Au terme de la navette parlementaire, après un second passage au Sénat, une commission mixte paritaire composée de députés et de sénateurs aurait à s’entendre sur un texte de compromis susceptible d’être approuvé par les deux chambres. En cas d’échec de cette procédure, le dernier mot reviendrait à l’Assemblée nationale… si la fin de la législature n’est pas intervenue d’ici là.
« Ne pas parvenir à une adoption définitive avant la fin du quinquennat serait l’expression la plus terrible de l’impuissance de nos institutions », met en garde le rapporteur général de la proposition de loi, Olivier Falorni, qui veut croire à un bouclage dès « la fin de l’année prochaine » et à une entrée en vigueur « avant la fin du quinquennat ». La ministre de la Santé, Catherine Vautrin, qui défend le texte au nom du gouvernement, ne cache toutefois pas son inquiétude, voire son impuissance.
Même si l’adoption définitive intervient avant l’élection d’un nouveau président et d’une nouvelle Assemblée, elle ne marquera pas la fin du processus législatif. S’ouvrira en effet une période de quinze jours au cours de laquelle Emmanuel Macron devra promulguer le texte. Pendant ce délai, la procédure pourra être suspendue en cas de saisine du Conseil constitutionnel. Si au moins 60 parlementaires contestent la conformité du texte, les Sages auront jusqu’à un mois pour se prononcer. Si une partie de la loi est jugée contraire à la Constitution, des modifications devront y être apportées avant sa promulgation.
L’enjeu des décrets d’application
Quand les premiers patients éligibles pourront-ils finalement accéder à une aide à mourir ? Si la loi est promulguée, son entrée en vigueur sera conditionnée à la rédaction par le gouvernement de textes d’application. Comme pour toute loi, ces décrets et arrêtés, nécessaires à la mise en œuvre technique de certains articles législatifs, doivent être publiés « dans un délai de six mois », selon une circulaire publiée en 2022. Dans les faits, il faut souvent attendre au moins cinq mois pour qu’ils voient le jour et le plafond de six mois n’est pas toujours respecté, ce qui retarde d’autant plus l’application des lois.

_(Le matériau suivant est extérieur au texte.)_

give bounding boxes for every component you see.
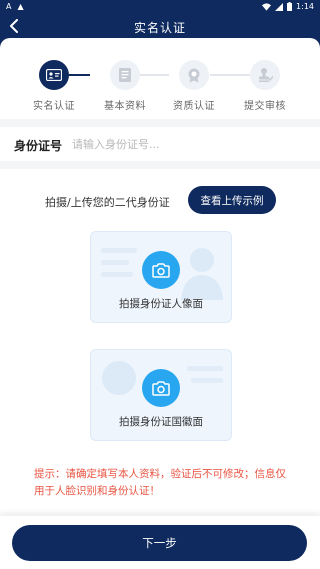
- badge-icon: [188, 68, 200, 83]
- card-text-line: [101, 272, 133, 277]
- id-number-input[interactable]: [72, 133, 308, 155]
- app-bar: 实名认证: [0, 14, 320, 38]
- step-label: 实名认证: [33, 101, 75, 112]
- portrait-silhouette-icon: [181, 248, 223, 300]
- card-text-line: [101, 248, 137, 253]
- document-icon: [119, 68, 131, 82]
- step-circle: [110, 60, 140, 90]
- section-divider: [0, 119, 320, 127]
- status-bar: A ▲ 1:14: [0, 0, 320, 14]
- section-divider: [0, 161, 320, 169]
- card-text-line: [191, 378, 223, 383]
- page-title: 实名认证: [133, 21, 186, 35]
- stamp-icon: [259, 68, 273, 82]
- content-panel: 实名认证 基本资料 资质认证 提交审核 身份证号 请输入身份证号... 拍摄/上…: [0, 38, 320, 569]
- bottom-action-bar: 下一步: [0, 516, 320, 569]
- step-real-name: 实名认证: [24, 60, 84, 112]
- step-circle: [179, 60, 209, 90]
- wifi-icon: [262, 2, 272, 11]
- battery-icon: [287, 2, 293, 11]
- step-circle: [39, 60, 69, 90]
- step-label: 资质认证: [173, 101, 215, 112]
- step-circle: [250, 60, 280, 90]
- id-number-row: 身份证号: [0, 127, 320, 161]
- camera-icon: [152, 380, 170, 396]
- id-card-icon: [46, 69, 62, 81]
- step-basic-info: 基本资料: [95, 60, 155, 112]
- step-label: 基本资料: [104, 101, 146, 112]
- camera-button[interactable]: [142, 369, 180, 407]
- camera-icon: [152, 262, 170, 278]
- camera-button[interactable]: [142, 251, 180, 289]
- warning-tip: 提示：请确定填写本人资料，验证后不可修改；信息仅用于人脸识别和身份认证！: [34, 468, 286, 497]
- id-card-back-upload[interactable]: 拍摄身份证国徽面: [90, 349, 232, 441]
- back-card-label: 拍摄身份证国徽面: [119, 416, 203, 428]
- status-left-icons: A ▲: [6, 2, 24, 12]
- notification-warning-icon: ▲: [17, 2, 24, 11]
- status-time: 1:14: [296, 2, 314, 11]
- signal-icon: [275, 2, 284, 11]
- step-indicator: 实名认证 基本资料 资质认证 提交审核: [0, 48, 320, 112]
- id-number-label: 身份证号: [14, 139, 63, 153]
- upload-instruction: 拍摄/上传您的二代身份证: [45, 196, 170, 209]
- status-right-icons: 1:14: [262, 2, 314, 11]
- id-card-front-upload[interactable]: 拍摄身份证人像面: [90, 231, 232, 323]
- step-submit-review: 提交审核: [235, 60, 295, 112]
- front-card-label: 拍摄身份证人像面: [119, 298, 203, 310]
- national-emblem-icon: [102, 361, 136, 395]
- step-label: 提交审核: [244, 101, 286, 112]
- card-text-line: [187, 366, 223, 371]
- card-text-line: [101, 260, 129, 265]
- step-qualification: 资质认证: [164, 60, 224, 112]
- notification-a-icon: A: [6, 2, 12, 11]
- next-step-button[interactable]: 下一步: [12, 525, 307, 561]
- view-example-button[interactable]: 查看上传示例: [188, 186, 276, 214]
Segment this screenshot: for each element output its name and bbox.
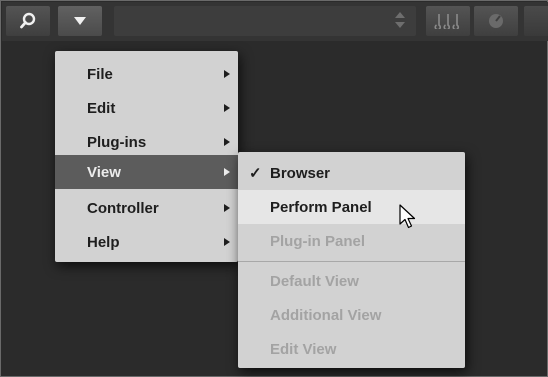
metronome-button[interactable] bbox=[474, 6, 518, 36]
menu-item-label: Edit bbox=[87, 99, 116, 117]
submenu-item-plug-in-panel: Plug-in Panel bbox=[238, 224, 465, 258]
submenu-arrow-icon bbox=[224, 204, 230, 212]
submenu-item-additional-view: Additional View bbox=[238, 298, 465, 332]
submenu-item-label: Plug-in Panel bbox=[270, 232, 366, 250]
menu-item-edit[interactable]: Edit bbox=[55, 91, 238, 125]
menu-separator bbox=[238, 261, 465, 262]
menu-item-label: File bbox=[87, 65, 113, 83]
metronome-icon bbox=[489, 14, 503, 28]
notes-button[interactable] bbox=[426, 6, 470, 36]
submenu-item-label: Edit View bbox=[270, 340, 337, 358]
main-menu-button[interactable] bbox=[58, 6, 102, 36]
menu-item-plug-ins[interactable]: Plug-ins bbox=[55, 125, 238, 159]
submenu-item-perform-panel[interactable]: Perform Panel bbox=[238, 190, 465, 224]
submenu-item-label: Default View bbox=[270, 272, 359, 290]
menu-item-controller[interactable]: Controller bbox=[55, 191, 238, 225]
submenu-item-label: Browser bbox=[270, 164, 331, 182]
submenu-arrow-icon bbox=[224, 168, 230, 176]
search-icon bbox=[20, 12, 36, 29]
main-menu: File Edit Plug-ins View Controller Help bbox=[55, 51, 238, 262]
submenu-arrow-icon bbox=[224, 238, 230, 246]
submenu-arrow-icon bbox=[224, 138, 230, 146]
submenu-item-browser[interactable]: ✓ Browser bbox=[238, 156, 465, 190]
mouse-pointer-icon bbox=[399, 204, 416, 229]
submenu-arrow-icon bbox=[224, 104, 230, 112]
project-name-field[interactable] bbox=[114, 6, 416, 36]
triangle-down-icon bbox=[74, 17, 86, 25]
menu-item-label: Help bbox=[87, 233, 120, 251]
checkmark-icon: ✓ bbox=[249, 165, 262, 182]
toolbar bbox=[2, 2, 548, 41]
menu-item-help[interactable]: Help bbox=[55, 225, 238, 259]
view-submenu: ✓ Browser Perform Panel Plug-in Panel De… bbox=[238, 152, 465, 368]
menu-item-label: Controller bbox=[87, 199, 159, 217]
submenu-arrow-icon bbox=[224, 70, 230, 78]
submenu-item-default-view: Default View bbox=[238, 264, 465, 298]
menu-item-label: View bbox=[87, 163, 121, 181]
submenu-item-edit-view: Edit View bbox=[238, 332, 465, 366]
menu-item-label: Plug-ins bbox=[87, 133, 147, 151]
up-down-stepper-icon[interactable] bbox=[394, 10, 406, 30]
submenu-item-label: Perform Panel bbox=[270, 198, 372, 216]
toolbar-edge-button[interactable] bbox=[524, 6, 548, 36]
submenu-item-label: Additional View bbox=[270, 306, 382, 324]
menu-item-view[interactable]: View bbox=[55, 155, 238, 189]
menu-item-file[interactable]: File bbox=[55, 57, 238, 91]
search-button[interactable] bbox=[6, 6, 50, 36]
music-notes-icon bbox=[434, 14, 460, 29]
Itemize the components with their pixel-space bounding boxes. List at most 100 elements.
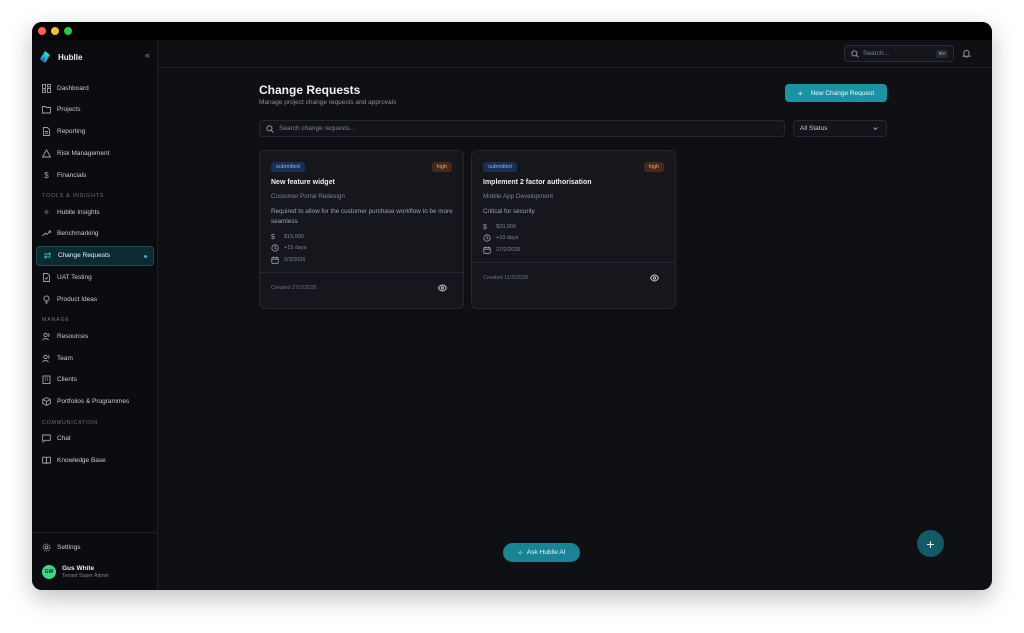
change-request-search-input[interactable]: Search change requests... (259, 120, 785, 137)
users-icon (42, 354, 51, 363)
sidebar-item-uat-testing[interactable]: UAT Testing (36, 268, 154, 288)
sidebar-nav: Dashboard Projects Reporting Risk Manage… (36, 78, 154, 472)
card-cost: $ $20,000 (483, 223, 516, 231)
sidebar-item-label: Dashboard (57, 84, 89, 92)
gear-icon (42, 543, 51, 552)
title-bar (32, 22, 992, 40)
new-button-label: New Change Request (810, 89, 875, 97)
user-profile[interactable]: GW Gus White Tenant Super Admin (42, 565, 109, 579)
sidebar-item-reporting[interactable]: Reporting (36, 122, 154, 142)
dollar-icon: $ (44, 170, 49, 180)
alert-triangle-icon (42, 148, 51, 158)
change-request-card[interactable]: submitted high New feature widget Custom… (259, 150, 464, 309)
sparkles-icon: ✧ (43, 207, 50, 217)
sidebar-item-hublle-insights[interactable]: ✧ Hublle Insights (36, 202, 154, 222)
status-badge: submitted (483, 162, 517, 172)
sidebar-footer: Settings GW Gus White Tenant Super Admin (32, 532, 158, 590)
sidebar-item-label: Hublle Insights (57, 208, 100, 216)
user-role: Tenant Super Admin (62, 573, 109, 579)
dollar-icon: $ (271, 233, 275, 241)
sidebar-item-risk-management[interactable]: Risk Management (36, 143, 154, 163)
sidebar-item-knowledge-base[interactable]: Knowledge Base (36, 451, 154, 471)
card-description: Required to allow for the customer purch… (271, 208, 453, 225)
book-icon (42, 456, 51, 465)
close-window-button[interactable] (38, 27, 46, 35)
card-title: New feature widget (271, 179, 335, 186)
sidebar-item-clients[interactable]: Clients (36, 370, 154, 390)
sidebar-item-dashboard[interactable]: Dashboard (36, 78, 154, 98)
floating-add-button[interactable]: + (917, 530, 944, 557)
users-icon (42, 332, 51, 341)
sidebar-item-label: Clients (57, 376, 77, 384)
lightbulb-icon (42, 295, 51, 304)
sparkles-icon: ✧ (517, 549, 523, 557)
sidebar-item-projects[interactable]: Projects (36, 100, 154, 120)
page-title: Change Requests (259, 83, 361, 97)
plus-icon: + (926, 535, 935, 552)
avatar: GW (42, 565, 56, 579)
sidebar-item-label: Chat (57, 435, 71, 443)
eye-icon[interactable] (438, 284, 447, 292)
file-text-icon (42, 127, 51, 137)
page-subtitle: Manage project change requests and appro… (259, 99, 397, 106)
settings-label: Settings (57, 544, 81, 551)
sidebar: Hublle « Dashboard Projects Reporting Ri… (32, 40, 158, 590)
sidebar-item-product-ideas[interactable]: Product Ideas (36, 289, 154, 309)
ask-ai-label: Ask Hublle AI (526, 549, 566, 556)
trending-up-icon (42, 229, 51, 238)
arrows-swap-icon (43, 251, 52, 260)
eye-icon[interactable] (650, 274, 659, 282)
priority-badge: high (431, 162, 452, 172)
card-description: Critical for security (483, 208, 535, 215)
sidebar-item-team[interactable]: Team (36, 348, 154, 368)
ask-hublle-ai-button[interactable]: ✧ Ask Hublle AI (503, 543, 580, 562)
sidebar-item-label: UAT Testing (57, 274, 92, 282)
sidebar-item-financials[interactable]: $ Financials (36, 165, 154, 185)
card-duration: +15 days (271, 244, 306, 252)
message-icon (42, 434, 51, 444)
sidebar-item-benchmarking[interactable]: Benchmarking (36, 224, 154, 244)
section-label-manage: MANAGE (42, 317, 70, 324)
calendar-icon (483, 246, 491, 254)
card-date: 2/3/2026 (271, 256, 305, 264)
sidebar-item-change-requests[interactable]: Change Requests (36, 245, 154, 266)
bell-icon[interactable] (962, 49, 971, 58)
minimize-window-button[interactable] (51, 27, 59, 35)
top-bar: Search... ⌘K (159, 40, 992, 68)
change-request-card[interactable]: submitted high Implement 2 factor author… (471, 150, 676, 309)
building-icon (42, 375, 51, 385)
priority-badge: high (643, 162, 664, 172)
layout-grid-icon (42, 83, 51, 93)
user-name: Gus White (62, 565, 95, 572)
double-chevron-left-icon[interactable]: « (145, 50, 150, 60)
clock-icon (271, 244, 279, 252)
search-icon (851, 49, 859, 58)
sidebar-item-label: Product Ideas (57, 295, 98, 303)
sidebar-item-chat[interactable]: Chat (36, 429, 154, 449)
duration-value: +10 days (496, 235, 519, 241)
sidebar-item-resources[interactable]: Resources (36, 326, 154, 346)
status-filter-select[interactable]: All Status (793, 120, 887, 137)
calendar-icon (271, 256, 279, 264)
sidebar-item-label: Resources (57, 332, 89, 340)
sidebar-item-label: Knowledge Base (57, 457, 106, 465)
sidebar-item-portfolios[interactable]: Portfolios & Programmes (36, 392, 154, 412)
cost-value: $20,000 (496, 224, 516, 230)
global-search-input[interactable]: Search... ⌘K (844, 45, 954, 62)
date-value: 2/3/2026 (284, 257, 306, 263)
card-divider (472, 262, 675, 263)
sidebar-item-label: Change Requests (58, 252, 111, 260)
search-icon (266, 124, 274, 133)
new-change-request-button[interactable]: + New Change Request (785, 84, 887, 102)
maximize-window-button[interactable] (64, 27, 72, 35)
card-duration: +10 days (483, 234, 518, 242)
sidebar-item-label: Team (57, 354, 73, 362)
search-placeholder: Search... (863, 50, 890, 57)
card-project: Mobile App Development (483, 193, 554, 200)
sidebar-item-settings[interactable]: Settings (42, 543, 81, 552)
card-cost: $ $15,000 (271, 233, 304, 241)
status-filter-value: All Status (800, 125, 828, 132)
main-content: Change Requests Manage project change re… (159, 69, 992, 590)
folder-icon (42, 105, 51, 114)
package-icon (42, 397, 51, 407)
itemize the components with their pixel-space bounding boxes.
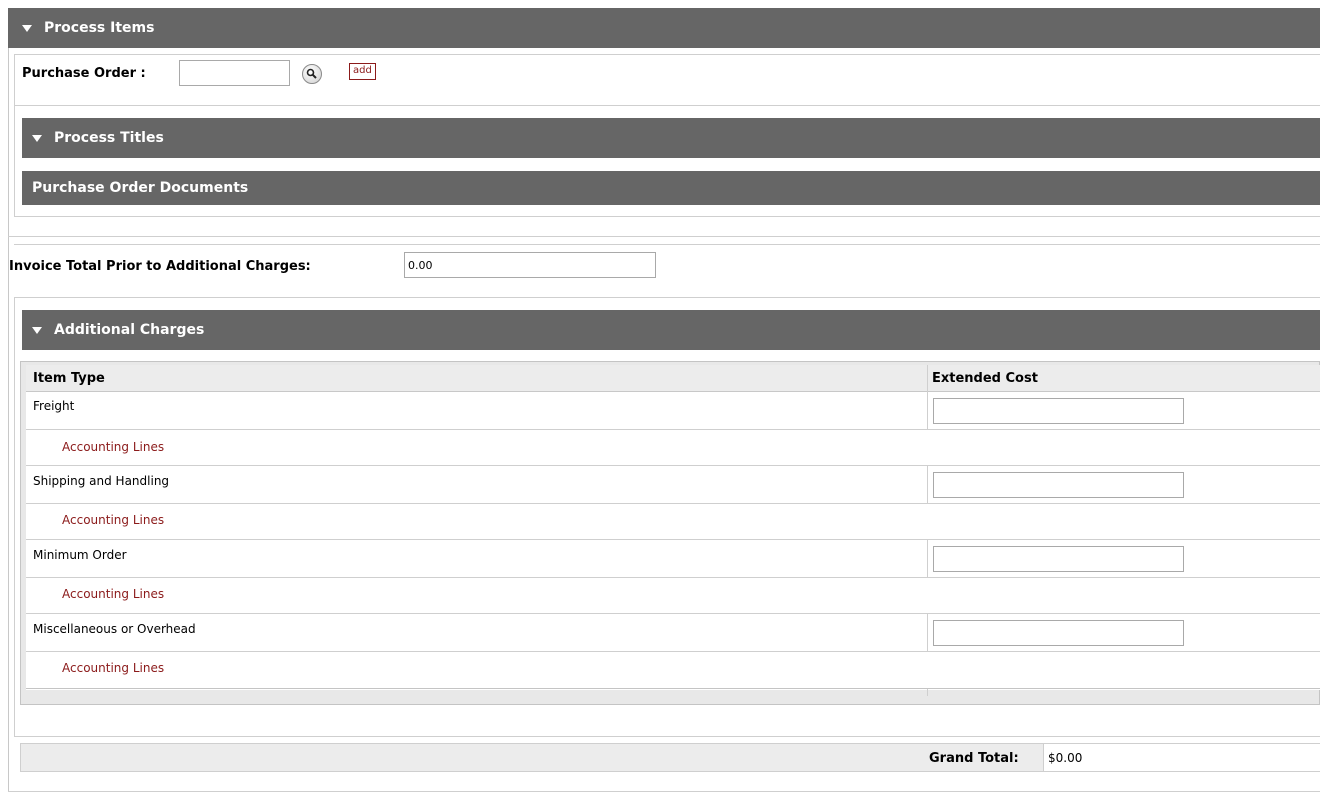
additional-charges-header[interactable]: Additional Charges [22,310,1320,350]
extended-cost-freight-input[interactable] [933,398,1184,424]
extended-cost-minimum-order-input[interactable] [933,546,1184,572]
process-titles-title: Process Titles [54,130,164,146]
accounting-lines-link-miscellaneous[interactable]: Accounting Lines [62,661,164,675]
item-type-minimum-order: Minimum Order [33,548,127,562]
purchase-order-input[interactable] [179,60,290,86]
add-button[interactable]: add [349,63,376,80]
collapse-triangle-icon[interactable] [22,24,32,32]
purchase-order-documents-header: Purchase Order Documents [22,171,1320,205]
accounting-lines-link-freight[interactable]: Accounting Lines [62,440,164,454]
collapse-triangle-icon[interactable] [32,326,42,334]
extended-cost-miscellaneous-input[interactable] [933,620,1184,646]
item-type-miscellaneous: Miscellaneous or Overhead [33,622,196,636]
process-items-header[interactable]: Process Items [8,8,1320,48]
col-header-extended-cost: Extended Cost [932,371,1038,386]
process-titles-header[interactable]: Process Titles [22,118,1320,158]
invoice-total-label: Invoice Total Prior to Additional Charge… [9,259,311,274]
search-icon[interactable] [302,64,322,84]
grand-total-label: Grand Total: [929,751,1019,766]
purchase-order-label: Purchase Order : [22,66,146,81]
grand-total-value: $0.00 [1048,751,1083,765]
purchase-order-documents-title: Purchase Order Documents [32,180,249,196]
accounting-lines-link-minimum-order[interactable]: Accounting Lines [62,587,164,601]
table-header-row [26,365,1320,392]
accounting-lines-link-shipping[interactable]: Accounting Lines [62,513,164,527]
collapse-triangle-icon[interactable] [32,134,42,142]
additional-charges-title: Additional Charges [54,322,205,338]
item-type-freight: Freight [33,399,75,413]
col-header-item-type: Item Type [33,371,105,386]
process-items-title: Process Items [44,20,155,36]
item-type-shipping: Shipping and Handling [33,474,170,488]
extended-cost-shipping-input[interactable] [933,472,1184,498]
invoice-total-input[interactable] [404,252,656,278]
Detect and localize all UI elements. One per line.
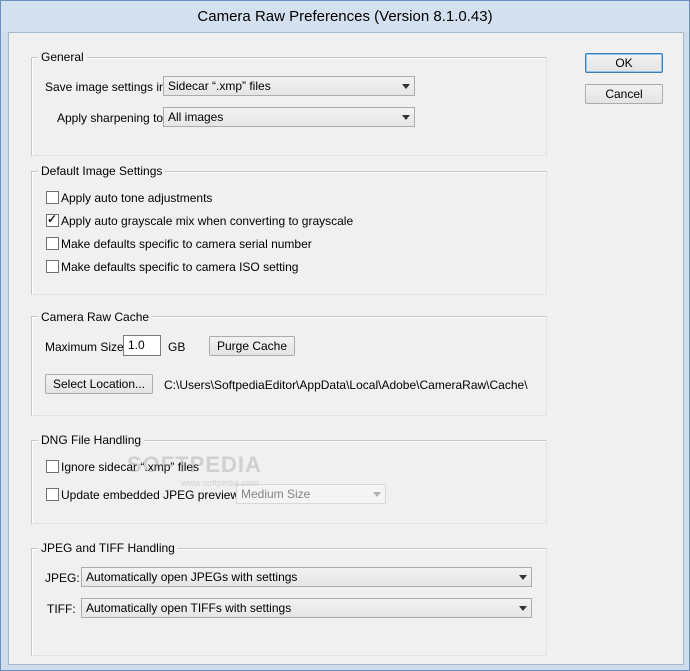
cache-path-text: C:\Users\SoftpediaEditor\AppData\Local\A… (164, 378, 528, 392)
cache-unit-label: GB (168, 340, 186, 354)
jpeg-handling-value: Automatically open JPEGs with settings (86, 570, 298, 584)
dialog-client-area: OK Cancel General Save image settings in… (8, 32, 684, 665)
dng-legend: DNG File Handling (38, 433, 145, 447)
purge-cache-button[interactable]: Purge Cache (209, 336, 295, 356)
max-size-label: Maximum Size: (45, 340, 128, 354)
sharpening-label: Apply sharpening to: (57, 111, 167, 125)
jpeg-tiff-legend: JPEG and TIFF Handling (38, 541, 178, 555)
chevron-down-icon (519, 606, 527, 611)
sharpening-select[interactable]: All images (163, 107, 415, 127)
max-size-input[interactable]: 1.0 (123, 335, 161, 356)
select-location-button[interactable]: Select Location... (45, 374, 153, 394)
ok-button[interactable]: OK (585, 53, 663, 73)
save-settings-value: Sidecar “.xmp” files (168, 79, 271, 93)
softpedia-watermark-url: www.softpedia.com (181, 478, 259, 488)
default-image-legend: Default Image Settings (38, 164, 166, 178)
iso-setting-checkbox[interactable] (46, 260, 59, 273)
auto-grayscale-checkbox[interactable]: ✓ (46, 212, 59, 227)
iso-setting-label[interactable]: Make defaults specific to camera ISO set… (61, 260, 298, 274)
update-previews-checkbox[interactable] (46, 488, 59, 501)
update-previews-label[interactable]: Update embedded JPEG previews: (61, 488, 248, 502)
dng-group (31, 440, 547, 524)
save-settings-select[interactable]: Sidecar “.xmp” files (163, 76, 415, 96)
preview-size-value: Medium Size (241, 487, 311, 501)
auto-tone-checkbox[interactable] (46, 191, 59, 204)
tiff-handling-value: Automatically open TIFFs with settings (86, 601, 292, 615)
jpeg-handling-select[interactable]: Automatically open JPEGs with settings (81, 567, 532, 587)
ignore-sidecar-checkbox[interactable] (46, 460, 59, 473)
chevron-down-icon (402, 84, 410, 89)
save-settings-label: Save image settings in: (45, 80, 170, 94)
cache-group (31, 316, 547, 416)
auto-tone-label[interactable]: Apply auto tone adjustments (61, 191, 212, 205)
window-title: Camera Raw Preferences (Version 8.1.0.43… (1, 1, 689, 32)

Cette fois, le gouvernement pourrait agir vite. « Les décrets se préparent dès maintenant », assure Olivier Falorni, qui met à profit sa relation « très fluide » avec Catherine Vautrin. « A chaque article voté, j’ai évoqué avec la ministre les points qui nécessiteront un texte d’application, pour que ce soit opérationnel le moment venu », affirme-t-il, misant sur une entrée en vigueur effective « avant la fin du quinquennat ». L’entourage de la ministre se montre plus mesuré : « Ce serait péremptoire et irrespectueux vis-à-vis des parlementaires de se pencher déjà sur les décrets alors que le texte n’est pas encore adopté. »
Dernière haie à surmonter : la proposition de loi prévoit de charger la Haute Autorité de santé (HAS) de « définir les substances létales susceptibles d’être utilisées pour l’aide à mourir » et d’« élaborer des recommandations de bonnes pratiques ». Contactée par franceinfo, la HAS dit devoir attendre l’adoption définitive du texte et une saisine venue du ministère de la Santé pour « débuter »ce chantier. Rendez-vous dans deux ans ? D’ici là, pour les patients, patience.